Rijkhoff reaped the benefits of his hard work in the last weeks before the winter break: his two goals in the cup final that he won against Schalke led to a run of four games in which he scored nine goals, including five against Fortuna Düsseldorf U19. told him, ‘You get your chances, so now you just have to take them,’” Tullberg recalled. “He looked at me very calmly and said, ‘Don’t worry, coach, goals are my specialty.’ I thought that was very impressive. He then scored nine goals in a short period of time. His greatest weapon is scoring goals.

What is the perspective for Rijkhoff now? He is one of the best strikers in the world in his class. However, there are currently some talented and prolific attackers in Dortmund. Haaland is of course the big eye-catcher in the first team, while seventeen-year-old Youssoufa Moukoko is waiting for more opportunities under trainer Marco Rose. In addition, Fink, who is two years older than Rijkhoff, has already been involved in 33 goals with the Under 19 in twenty matches this season. The Swiss youth international will therefore be keen to get promoted as soon as possible.

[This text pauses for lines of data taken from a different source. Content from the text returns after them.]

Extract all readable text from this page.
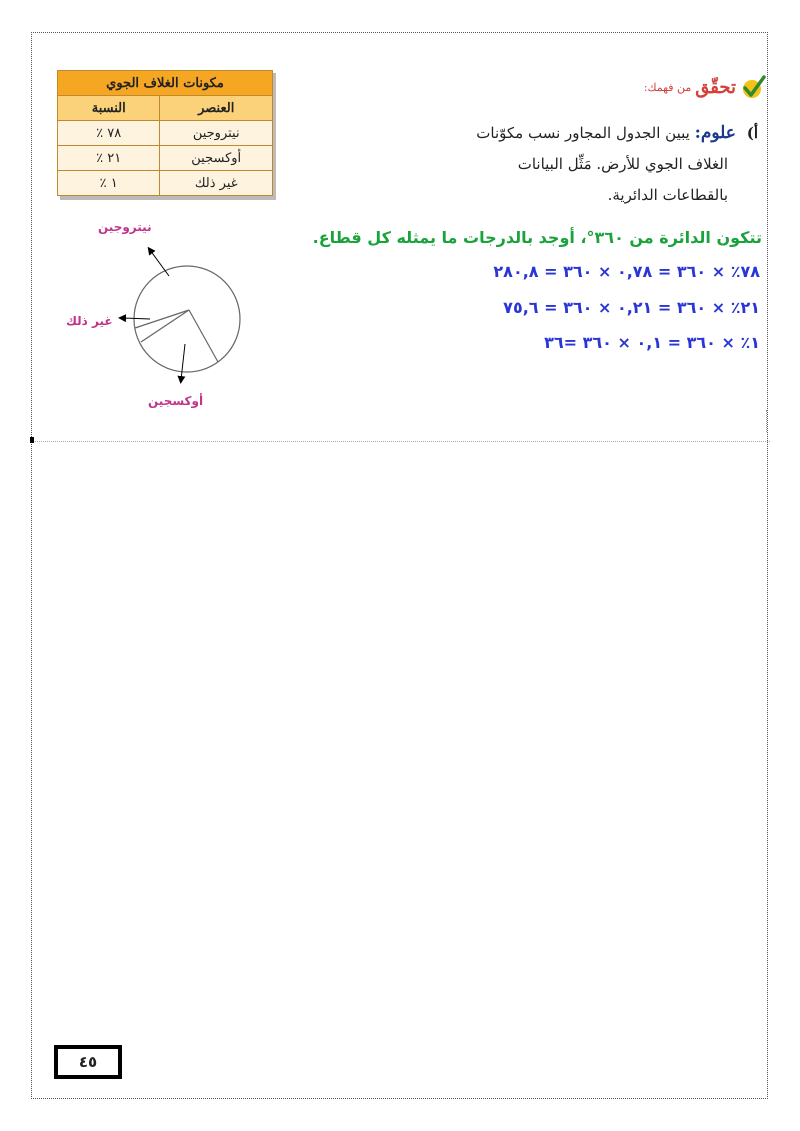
مكونات الغلاف الجوي	
العنصر	النسبة
نيتروجين	٧٨ ٪
أوكسجين	٢١ ٪
غير ذلك	١ ٪
تحقّق
من فهمك:
أ) علوم: يبين الجدول المجاور نسب مكوّنات
الغلاف الجوي للأرض. مَثِّل البيانات
بالقطاعات الدائرية.
تتكون الدائرة من ٣٦٠°، أوجد بالدرجات ما يمثله كل قطاع.
٧٨٪ × ٣٦٠ = ٠,٧٨ × ٣٦٠ = ٢٨٠,٨
٢١٪ × ٣٦٠ = ٠,٢١ × ٣٦٠ = ٧٥,٦
١٪ × ٣٦٠ = ٠,١ × ٣٦٠ =٣٦
نيتروجين
أوكسجين
غير ذلك
٤٥
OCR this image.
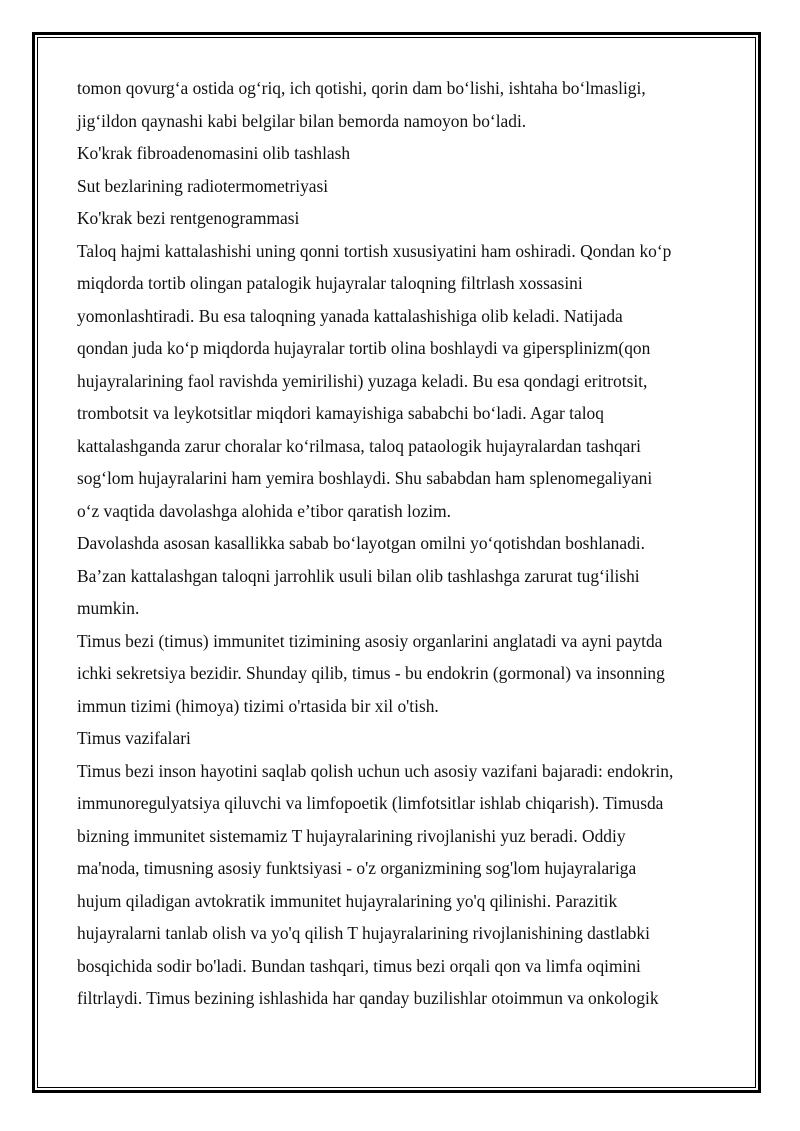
tomon qovurg‘a ostida og‘riq, ich qotishi, qorin dam bo‘lishi, ishtaha bo‘lmasligi,
jig‘ildon qaynashi kabi belgilar bilan bemorda namoyon bo‘ladi.
Ko'krak fibroadenomasini olib tashlash
Sut bezlarining radiotermometriyasi
Ko'krak bezi rentgenogrammasi
Taloq hajmi kattalashishi uning qonni tortish xususiyatini ham oshiradi. Qondan ko‘p
miqdorda tortib olingan patalogik hujayralar taloqning filtrlash xossasini
yomonlashtiradi. Bu esa taloqning yanada kattalashishiga olib keladi. Natijada
qondan juda ko‘p miqdorda hujayralar tortib olina boshlaydi va gipersplinizm(qon
hujayralarining faol ravishda yemirilishi) yuzaga keladi. Bu esa qondagi eritrotsit,
trombotsit va leykotsitlar miqdori kamayishiga sababchi bo‘ladi. Agar taloq
kattalashganda zarur choralar ko‘rilmasa, taloq pataologik hujayralardan tashqari
sog‘lom hujayralarini ham yemira boshlaydi. Shu sababdan ham splenomegaliyani
o‘z vaqtida davolashga alohida e’tibor qaratish lozim.
Davolashda asosan kasallikka sabab bo‘layotgan omilni yo‘qotishdan boshlanadi.
Ba’zan kattalashgan taloqni jarrohlik usuli bilan olib tashlashga zarurat tug‘ilishi
mumkin.
Timus bezi (timus) immunitet tizimining asosiy organlarini anglatadi va ayni paytda
ichki sekretsiya bezidir. Shunday qilib, timus - bu endokrin (gormonal) va insonning
immun tizimi (himoya) tizimi o'rtasida bir xil o'tish.
Timus vazifalari
Timus bezi inson hayotini saqlab qolish uchun uch asosiy vazifani bajaradi: endokrin,
immunoregulyatsiya qiluvchi va limfopoetik (limfotsitlar ishlab chiqarish). Timusda
bizning immunitet sistemamiz T hujayralarining rivojlanishi yuz beradi. Oddiy
ma'noda, timusning asosiy funktsiyasi - o'z organizmining sog'lom hujayralariga
hujum qiladigan avtokratik immunitet hujayralarining yo'q qilinishi. Parazitik
hujayralarni tanlab olish va yo'q qilish T hujayralarining rivojlanishining dastlabki
bosqichida sodir bo'ladi. Bundan tashqari, timus bezi orqali qon va limfa oqimini
filtrlaydi. Timus bezining ishlashida har qanday buzilishlar otoimmun va onkologik
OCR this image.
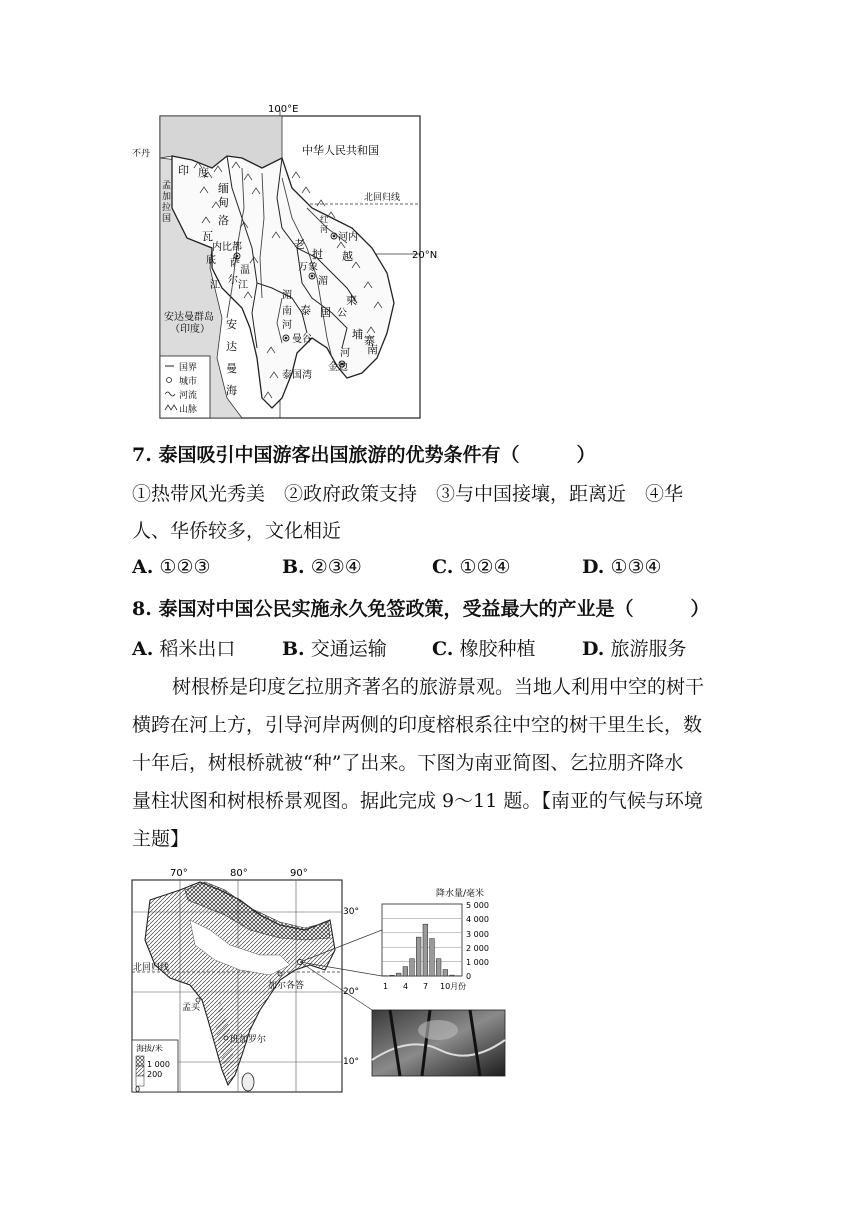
100°E
20°N
中华人民共和国
北回归线
不丹
孟
加
拉
国
印 度
缅
甸
洛
瓦
内比都
底
江
萨
尔
温
江
老
挝
河内
红
河
万象
越
南
湄
公
河
泰 国
湄
南
河
曼谷
柬
埔 寨
金边
安达曼群岛
（印度） 安
达
曼
海
泰国湾
国界
城市
河流
山脉
7. 泰国吸引中国游客出国旅游的优势条件有（　　　）
①热带风光秀美　②政府政策支持　③与中国接壤，距离近　④华
人、华侨较多，文化相近
A. ①②③	B. ②③④	C. ①②④	D. ①③④
8. 泰国对中国公民实施永久免签政策，受益最大的产业是（　　　）
A. 稻米出口 B. 交通运输 C. 橡胶种植 D. 旅游服务
树根桥是印度乞拉朋齐著名的旅游景观。当地人利用中空的树干
横跨在河上方，引导河岸两侧的印度榕根系往中空的树干里生长，数
十年后，树根桥就被“种”了出来。下图为南亚简图、乞拉朋齐降水
量柱状图和树根桥景观图。据此完成 9～11 题。【南亚的气候与环境
主题】
70°	80°	90°
30°
20°
10°
北回归线
孟买
加尔各答
班加罗尔
海拔/米
1 000
200
0
降水量/毫米
5 000
4 000
3 000
2 000
1 000
0
1 4 7 10月份
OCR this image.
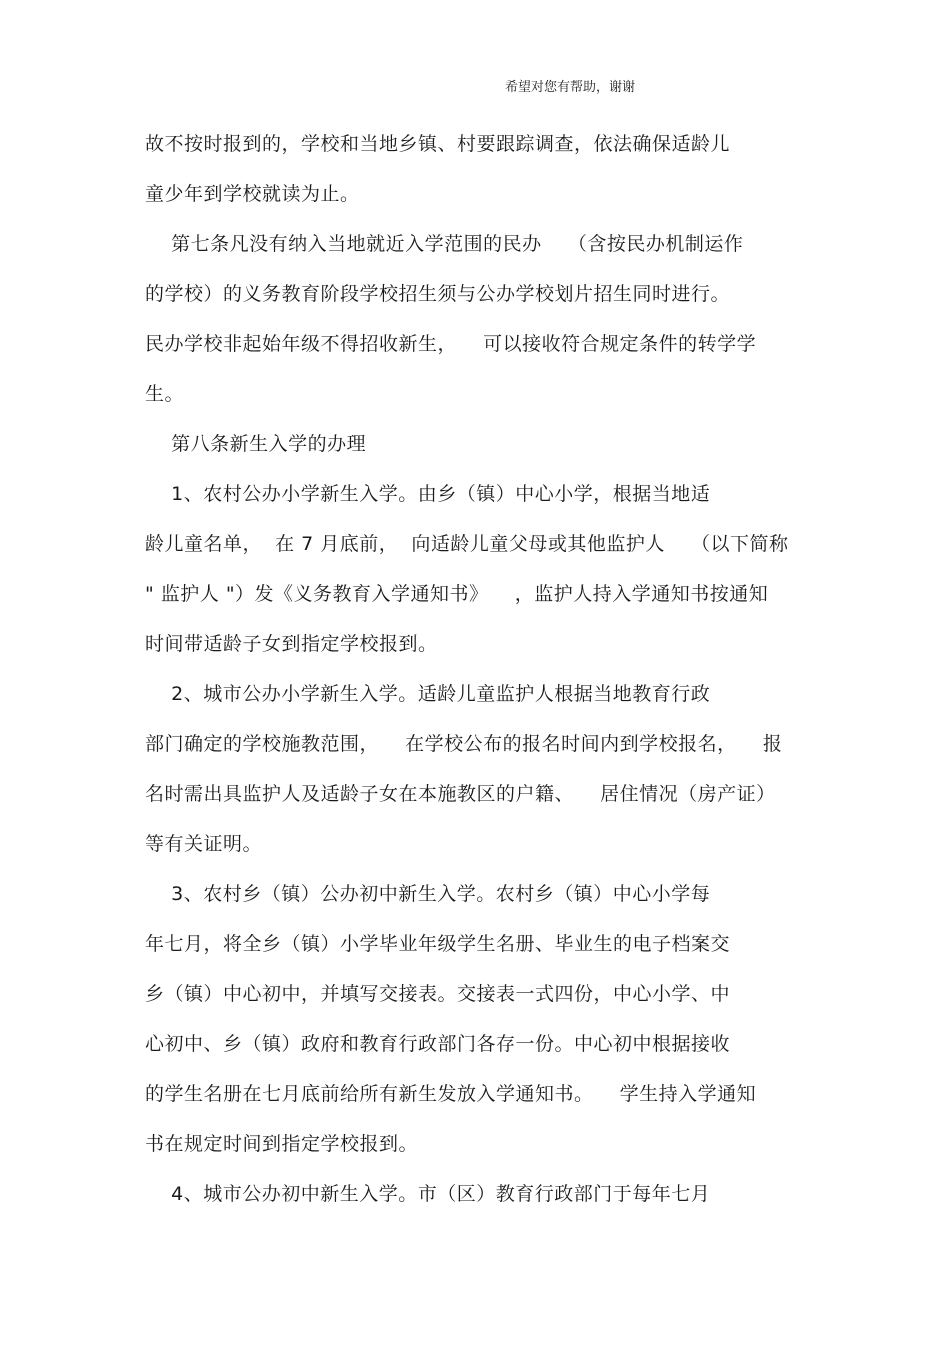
希望对您有帮助，谢谢
故不按时报到的，学校和当地乡镇、村要跟踪调查，依法确保适龄儿
童少年到学校就读为止。
第七条凡没有纳入当地就近入学范围的民办    （含按民办机制运作
的学校）的义务教育阶段学校招生须与公办学校划片招生同时进行。
民办学校非起始年级不得招收新生，    可以接收符合规定条件的转学学
生。
第八条新生入学的办理
1、农村公办小学新生入学。由乡（镇）中心小学，根据当地适
龄儿童名单，  在 7 月底前，  向适龄儿童父母或其他监护人    （以下简称
" 监护人 "）发《义务教育入学通知书》    ，监护人持入学通知书按通知
时间带适龄子女到指定学校报到。
2、城市公办小学新生入学。适龄儿童监护人根据当地教育行政
部门确定的学校施教范围，    在学校公布的报名时间内到学校报名，    报
名时需出具监护人及适龄子女在本施教区的户籍、    居住情况（房产证）
等有关证明。
3、农村乡（镇）公办初中新生入学。农村乡（镇）中心小学每
年七月，将全乡（镇）小学毕业年级学生名册、毕业生的电子档案交
乡（镇）中心初中，并填写交接表。交接表一式四份，中心小学、中
心初中、乡（镇）政府和教育行政部门各存一份。中心初中根据接收
的学生名册在七月底前给所有新生发放入学通知书。    学生持入学通知
书在规定时间到指定学校报到。
4、城市公办初中新生入学。市（区）教育行政部门于每年七月
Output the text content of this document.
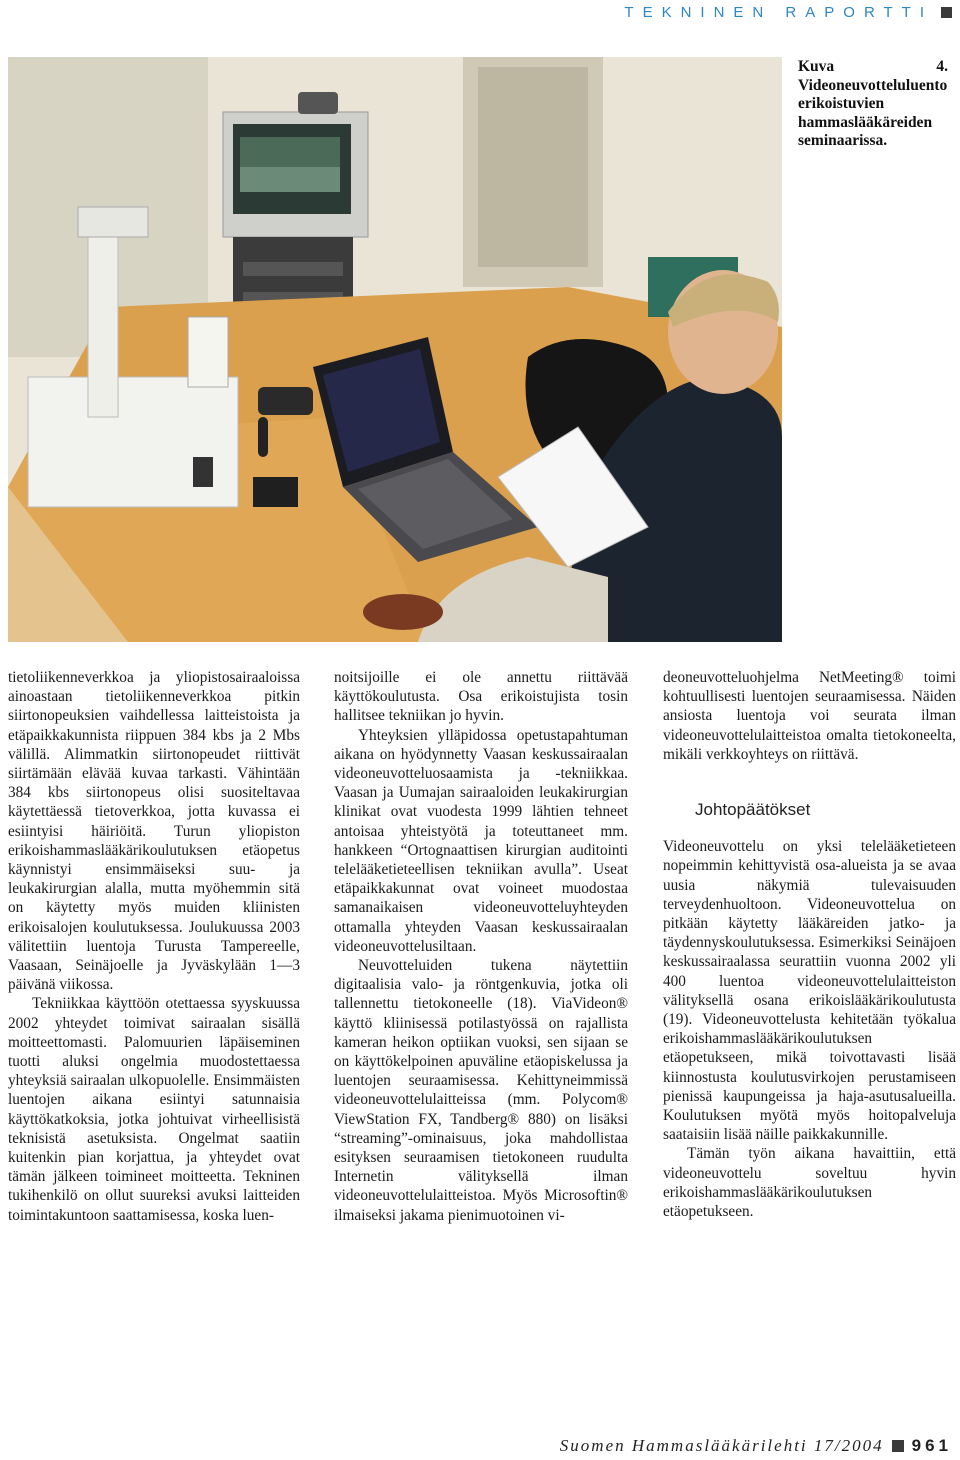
TEKNINEN RAPORTTI
Kuva 4. Videoneuvotteluluento erikoistuvien hammaslääkäreiden seminaarissa.

tietoliikenneverkkoa ja yliopistosairaaloissa ainoastaan tietoliikenneverkkoa pitkin siirtonopeuksien vaihdellessa laitteistoista ja etäpaikkakunnista riippuen 384 kbs ja 2 Mbs välillä. Alimmatkin siirtonopeudet riittivät siirtämään elävää kuvaa tarkasti. Vähintään 384 kbs siirtonopeus olisi suositeltavaa käytettäessä tietoverkkoa, jotta kuvassa ei esiintyisi häiriöitä. Turun yliopiston erikoishammaslääkärikoulutuksen etäopetus käynnistyi ensimmäiseksi suu- ja leukakirurgian alalla, mutta myöhemmin sitä on käytetty myös muiden kliinisten erikoisalojen koulutuksessa. Joulukuussa 2003 välitettiin luentoja Turusta Tampereelle, Vaasaan, Seinäjoelle ja Jyväskylään 1—3 päivänä viikossa.

Tekniikkaa käyttöön otettaessa syyskuussa 2002 yhteydet toimivat sairaalan sisällä moitteettomasti. Palomuurien läpäiseminen tuotti aluksi ongelmia muodostettaessa yhteyksiä sairaalan ulkopuolelle. Ensimmäisten luentojen aikana esiintyi satunnaisia käyttökatkoksia, jotka johtuivat virheellisistä teknisistä asetuksista. Ongelmat saatiin kuitenkin pian korjattua, ja yhteydet ovat tämän jälkeen toimineet moitteetta. Tekninen tukihenkilö on ollut suureksi avuksi laitteiden toimintakuntoon saattamisessa, koska luen-

noitsijoille ei ole annettu riittävää käyttökoulutusta. Osa erikoistujista tosin hallitsee tekniikan jo hyvin.

Yhteyksien ylläpidossa opetustapahtuman aikana on hyödynnetty Vaasan keskussairaalan videoneuvotteluosaamista ja -tekniikkaa. Vaasan ja Uumajan sairaaloiden leukakirurgian klinikat ovat vuodesta 1999 lähtien tehneet antoisaa yhteistyötä ja toteuttaneet mm. hankkeen “Ortognaattisen kirurgian auditointi telelääketieteellisen tekniikan avulla”. Useat etäpaikkakunnat ovat voineet muodostaa samanaikaisen videoneuvotteluyhteyden ottamalla yhteyden Vaasan keskussairaalan videoneuvottelusiltaan.

Neuvotteluiden tukena näytettiin digitaalisia valo- ja röntgenkuvia, jotka oli tallennettu tietokoneelle (18). ViaVideon® käyttö kliinisessä potilastyössä on rajallista kameran heikon optiikan vuoksi, sen sijaan se on käyttökelpoinen apuväline etäopiskelussa ja luentojen seuraamisessa. Kehittyneimmissä videoneuvottelulaitteissa (mm. Polycom® ViewStation FX, Tandberg® 880) on lisäksi “streaming”-ominaisuus, joka mahdollistaa esityksen seuraamisen tietokoneen ruudulta Internetin välityksellä ilman videoneuvottelulaitteistoa. Myös Microsoftin® ilmaiseksi jakama pienimuotoinen vi-

deoneuvotteluohjelma NetMeeting® toimi kohtuullisesti luentojen seuraamisessa. Näiden ansiosta luentoja voi seurata ilman videoneuvottelulaitteistoa omalta tietokoneelta, mikäli verkkoyhteys on riittävä.

Johtopäätökset

Videoneuvottelu on yksi telelääketieteen nopeimmin kehittyvistä osa-alueista ja se avaa uusia näkymiä tulevaisuuden terveydenhuoltoon. Videoneuvottelua on pitkään käytetty lääkäreiden jatko- ja täydennyskoulutuksessa. Esimerkiksi Seinäjoen keskussairaalassa seurattiin vuonna 2002 yli 400 luentoa videoneuvottelulaitteiston välityksellä osana erikoislääkärikoulutusta (19). Videoneuvottelusta kehitetään työkalua erikoishammaslääkärikoulutuksen etäopetukseen, mikä toivottavasti lisää kiinnostusta koulutusvirkojen perustamiseen pienissä kaupungeissa ja haja-asutusalueilla. Koulutuksen myötä myös hoitopalveluja saataisiin lisää näille paikkakunnille.

Tämän työn aikana havaittiin, että videoneuvottelu soveltuu hyvin erikoishammaslääkärikoulutuksen etäopetukseen.

Suomen Hammaslääkärilehti 17/2004 961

If Rijkhoff wants to compete with them in the coming year, he must continue to develop some aspects of his game. “He can think quickly, but he has to outsmart his opponents even more so that he can outdo them from 10 to 15 meters away,” explains Tullberg. “He also has to learn to use his body better in the duels. For example, if he has to control the ball with his back to the goal, and the opponent plays a bit more physically, you see that he is not always up to it. But that comes slowly. He is still young, but very eager to learn.” Ajax proved to be twice too strong for Dortmund in the Champions League matches this season, but in the long term the Germans may well become the big winner, if Rijkhoff fulfills his potential and helps the club to the necessary successes.”